Ramandey mengatakan berkas perkara 13 prajurit TNI itu, berikut sejumlah barang bukti, telah dilimpahkan ke Oditurat Militer IV-20 Jayapura pada 23 April 2024. Menurutnya, berkas perkara itu telah dinyatakan rampung (P21). Seharusnya, setelah berkas perkara penyidik dinyatakan lengkap, para tersangka segera dilimpahkan ke pengadilan dan menjalani persidangan. “Ini sudah hampir empat bulan [sejak] berkas sudah dikirim, [tetapi sidang belum digelar],” kata Ramandey.
Ia mengatakan Komnas HAM sedang berupaya melakukan pemantauan untuk memastikan 13 tersangka itu ada di dalam tahanan. “Kami ada koordinasi dengan Komnas HAM di Jakarta, agar Komnas HAM RI bisa memastikan pemantauan terhadap para tersangka,” ujarnya.
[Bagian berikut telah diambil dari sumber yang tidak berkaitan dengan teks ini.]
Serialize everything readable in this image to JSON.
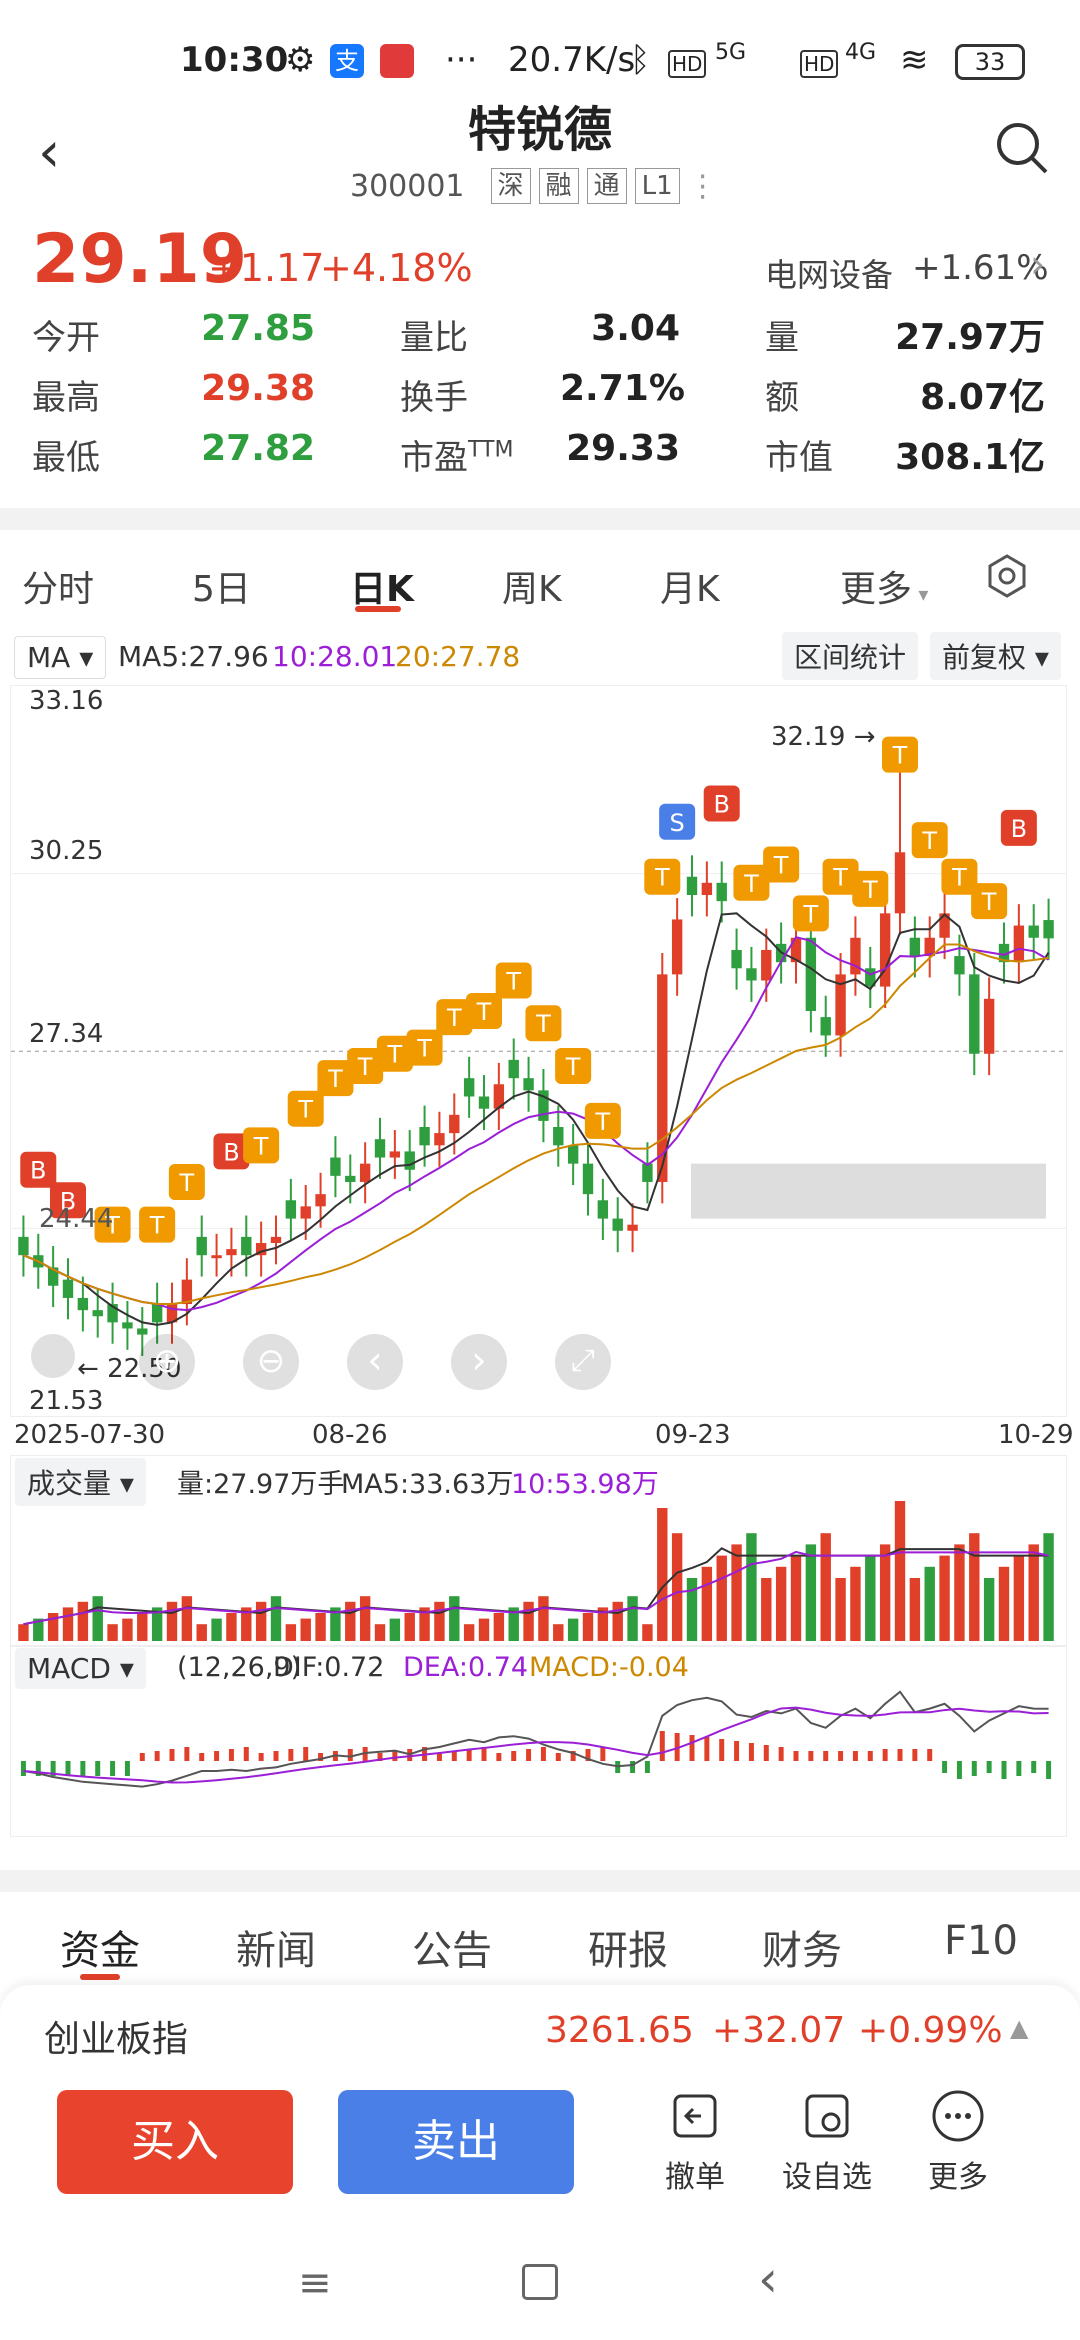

Ramandey meminta Oditurat Militer IV-20 Jayapura segera mengumumkan jadwal persidangan perkara penyiksaan warga sipil di Kabupaten Puncak itu, agar publik dapat mengikuti proses persidangan. Ia juga meminta TNI memastikan bahwa persidangan perkara itu akan digelar di Pengadilan Militer yang ada di Papua. Jika tidak, maka TNI harus menjelaskannya kepada publik di Tanah Papua.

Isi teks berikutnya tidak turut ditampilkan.